Le silence contemplatif qu'observaient depuis quelque temps les matelots, pour jouir plus intimement du repos charmant qu'ils savouraient, ne fut interrompu que par la grosse voix d'un ennuyé qui, après avoir bien contracté sa bouche pour mieux bâiller, se prit à crier:

—Sac..dié! que je donnerais bien mon quart de vin pour que queuqu'un nous contât un conte.

—Ah! tu aimes donc les contes, marquis! Excusez de la friandise: si tu avais dit ça avant dîner, on t'en aurait servi un pour ton dessert.

C'était, comme on s'en doute déjà, le maître d'équipage qui venait de faire cette réponse à l'amateur de contes.

—Ah ça, maître Révolté, reprit l'amateur, vous ne vous douteriez pas du pari que j'ai fait, il y a bien, ma foi! une semaine, avec l'équipage?

—Tu as fait un Paris, mon ami, il y a une semaine? Eh bien! je t'en fais mon compliment, car pour faire un Paris aussi vite, il faut que tu n'aies pas perdu ton temps à enfiler des perles au clair de la lune.

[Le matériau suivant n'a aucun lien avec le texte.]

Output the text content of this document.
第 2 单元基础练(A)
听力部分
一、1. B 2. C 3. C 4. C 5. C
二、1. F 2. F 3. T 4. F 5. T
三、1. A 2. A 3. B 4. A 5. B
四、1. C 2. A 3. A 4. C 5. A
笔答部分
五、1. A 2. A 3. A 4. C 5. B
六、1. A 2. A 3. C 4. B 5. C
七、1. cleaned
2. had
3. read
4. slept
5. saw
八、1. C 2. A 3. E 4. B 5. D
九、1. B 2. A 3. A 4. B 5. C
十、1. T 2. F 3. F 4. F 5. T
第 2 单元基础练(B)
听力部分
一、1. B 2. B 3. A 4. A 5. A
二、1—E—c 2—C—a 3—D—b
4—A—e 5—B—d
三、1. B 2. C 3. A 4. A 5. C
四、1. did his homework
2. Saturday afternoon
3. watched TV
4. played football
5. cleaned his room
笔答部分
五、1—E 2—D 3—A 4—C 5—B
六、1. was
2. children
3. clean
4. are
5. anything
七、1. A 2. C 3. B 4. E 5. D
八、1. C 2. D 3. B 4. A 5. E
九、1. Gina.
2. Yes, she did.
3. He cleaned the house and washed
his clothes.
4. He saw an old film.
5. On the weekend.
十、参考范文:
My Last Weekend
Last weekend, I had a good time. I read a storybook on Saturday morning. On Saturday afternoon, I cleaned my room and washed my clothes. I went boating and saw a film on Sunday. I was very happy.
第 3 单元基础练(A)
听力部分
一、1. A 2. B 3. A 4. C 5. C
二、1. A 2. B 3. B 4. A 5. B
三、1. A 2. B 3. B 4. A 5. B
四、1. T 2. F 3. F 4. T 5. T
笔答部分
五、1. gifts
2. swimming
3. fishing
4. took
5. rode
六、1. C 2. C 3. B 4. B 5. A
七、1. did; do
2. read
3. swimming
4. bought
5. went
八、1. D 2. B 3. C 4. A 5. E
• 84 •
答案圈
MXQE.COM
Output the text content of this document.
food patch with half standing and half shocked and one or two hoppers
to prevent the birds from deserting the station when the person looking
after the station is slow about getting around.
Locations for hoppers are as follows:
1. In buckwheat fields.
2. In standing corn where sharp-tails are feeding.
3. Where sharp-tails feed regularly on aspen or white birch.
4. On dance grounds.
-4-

—Quand je dis, maître Révolté, que j'ai fait un pari, c'est que je ne sais pas ce que je dis.

—Je m'en étais douté, rien qu'à tes premiers mots, et toute ta vie je te pronostique qu'il en sera de même.

—Je voulais dire que vous ne vous douteriez pas de ce que j'ai gagé en pari, avec l'équipage.